2) If you’re a “student” who is presently “breaking the rules” because you’re wondering, questioning, whether this group you’ve joined is truly an “esoteric mystery school”, or a cult, you might recognize the people in a photo posted here: http://www.sharonganscult.com/

Thanks for reading and I’ll be back to posting soon!

4 thoughts on “More resources …

  1. Ellen says:

    Words of Wisdom from Channeling Erik:

    Poor me. Are You a Victim?

    All of us have been victims of something. It doesn’t have to be at the hands of others. I could be losing job after job, being financially strapped, having a poor self-esteem. Well, you get what I mean.

    I want to be very clear that surviving is an action word that gets you out of no longer having to “survive.” This is where people hang onto it too long. They tell their story again and again, “I was raped twice and held at gunpoint, and I’m a survivor.” I know these are traumatic experiences. I’m not taking them lightly, but the more you use it to define yourself, the more you’re telling yourself the story that this is still happening to you, and you need to survive.

    A lot of people define themselves that way. “I’m a survivor.”

    Yeah, but guess what? If you’ve survived, then you’ve survived. Let it go and let yourself flower in the new place you are. You don’t have to stay in survivor mode. You can be held at gunpoint and raped and then come into this new relationship and that story from the past never comes up. That’s because you’re the new flower. It’s still part of your foundation, but it doesn’t feed who you are in every waking moment and in every single decision that you make.

    http://www.channelingerik.com/poor-me-are-you-a-victim/?utm_source=feedburner&utm_medium=email&utm_campaign=Feed%3A+ChannelingErik+%28Channeling+Erik%29

  2. Interesting. I think the best part of what’s said above is about coming into new relationship with a traumatic experience. For me the process of writing this story, telling it repeatedly, to many, many people, brings me into a new understanding and relationship to it. Yes, this experience of being sucked into a cult brought me definition — but leaving the group, and continuing to let go of this “secret” is what really brought me home to myself. It’s the shame, and it’s associated isolation, secret keeping, that keeps one imprisoned and defined as a victim. In my experience, speaking out has been the key to my freedom, because it has brought me into a new relationship with this experience.

  3. Gerda says:

    I was thinking recently about how we are the beneficiaries of all the lives before us who may have dedicated themselves to a single task. Think of how many individuals must have devoted themselves to a cure, an invention, setting right an injustice, the perfection of an art. Van Gogh’s paintings, for instance, which took him a lifetime of despair, a returning again and again and to the sketchbook and the easel to achieve, with little recognition– we take it all in during a gallery visit in the space of an afternoon.

    Waking people up to the ever present tactics of deception, to the existence of human parasites, courageously facing one’s actions in the reflection on the page– these things take enormous effort, and they are surely worthy of a lifetime’s effort.
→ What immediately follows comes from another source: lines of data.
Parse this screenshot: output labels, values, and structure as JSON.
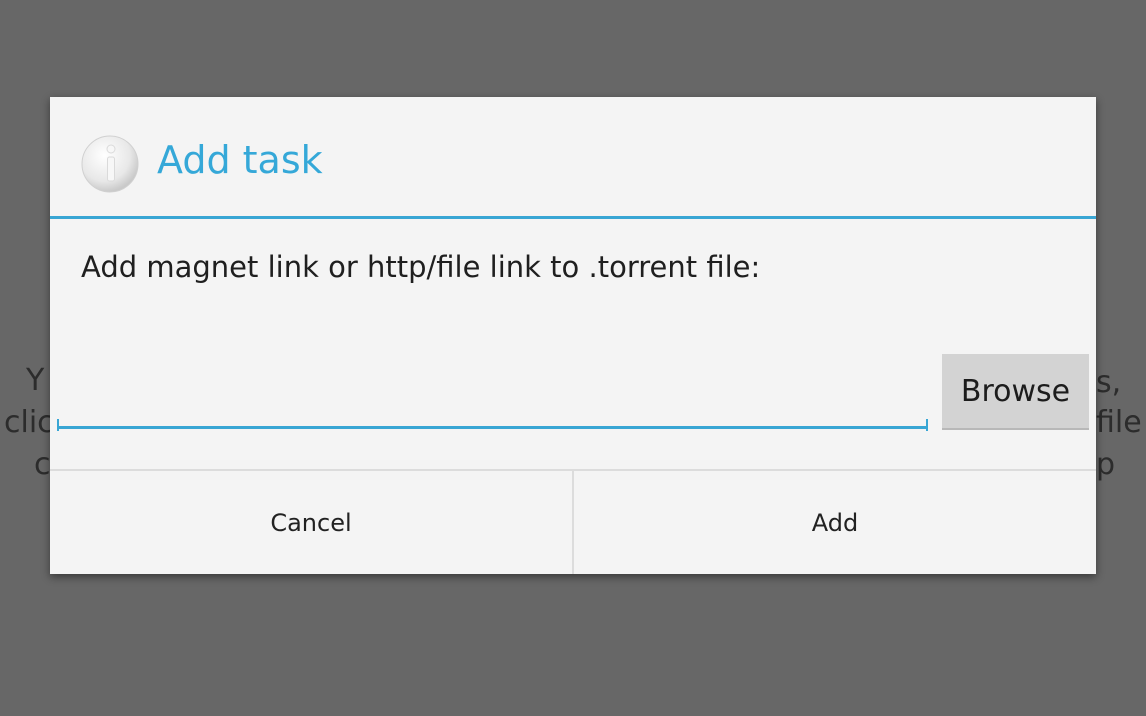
{
  "background": {
    "fragments_left": [
      "Y",
      "clic",
      "c"
    ],
    "fragments_right": [
      "s,",
      "file",
      "p"
    ]
  },
  "dialog": {
    "icon": "info-icon",
    "title": "Add task",
    "message": "Add magnet link or http/file link to .torrent file:",
    "input": {
      "value": "",
      "placeholder": ""
    },
    "browse_label": "Browse",
    "buttons": {
      "cancel_label": "Cancel",
      "add_label": "Add"
    }
  },
  "colors": {
    "overlay": "#676767",
    "dialog_bg": "#f4f4f4",
    "accent": "#39a6d4",
    "title": "#35a8d8",
    "browse_bg": "#d3d3d3"
  }
}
    “I tell my students, ‘When you get these jobs that you have been so brilliantly trained for, just remember that your real job is that if you are free, you need to free somebody else. If you have some power, then your job is to empower somebody else. This is not just a grab-bag candy game.”
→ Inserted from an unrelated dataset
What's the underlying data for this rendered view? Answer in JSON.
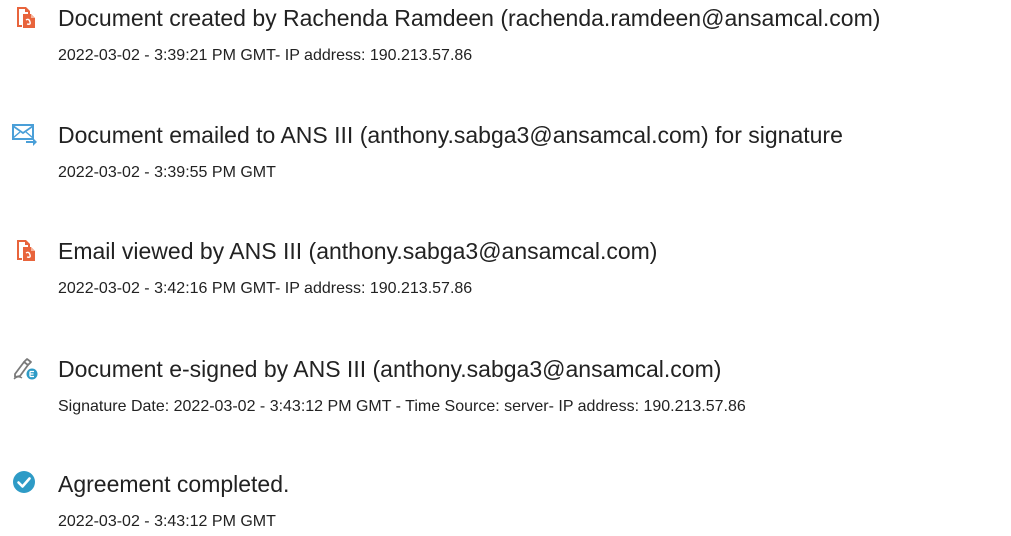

    “The function of freedom is to free someone else.”
    –Toni Morrison


    I do not see this blog, or any of the others, as a victim’s rant, but as part of that larger and essential effort to set others free. These bloggers are doing their “real jobs,” they are doing what they came here to do.

    “I freed a thousand slaves. I could have freed a thousand more if only they knew they were slaves.” –Harriet Tubman

  4. Hi Gerda, Thanks for your comment, it’s lovely, and for your support, I appreciate it. I can’t not write. I can’t not speak out. When I was silent, I felt victimized. When I speak, out I feel free — in so many ways, starting with reclaiming my voice. I have heard that some “ex-students” feel that it is wrong to speak ill of “school”. I actually feel its wrong not to expose “school” and it’s deceptive, cult practices and abuses of power. We who have been sucked in by the false advertising need to educate and empower ourselves and others. After all, cult practices are cult practices. When you look inside the sausage factory (as my friend Mark likes to call it) “School” is no different than Scientology, Jehovah’s Witnesses, The Moonies, Dahn Yoga, any other destructive cult (“school” is just the smaller, less successful, cult) This blog, the research and now speaking out has freed me and I feel stronger than I ever have — as opposed to feeling like a victim. I hope my efforts free and empower others, too. I hope others will also speak out.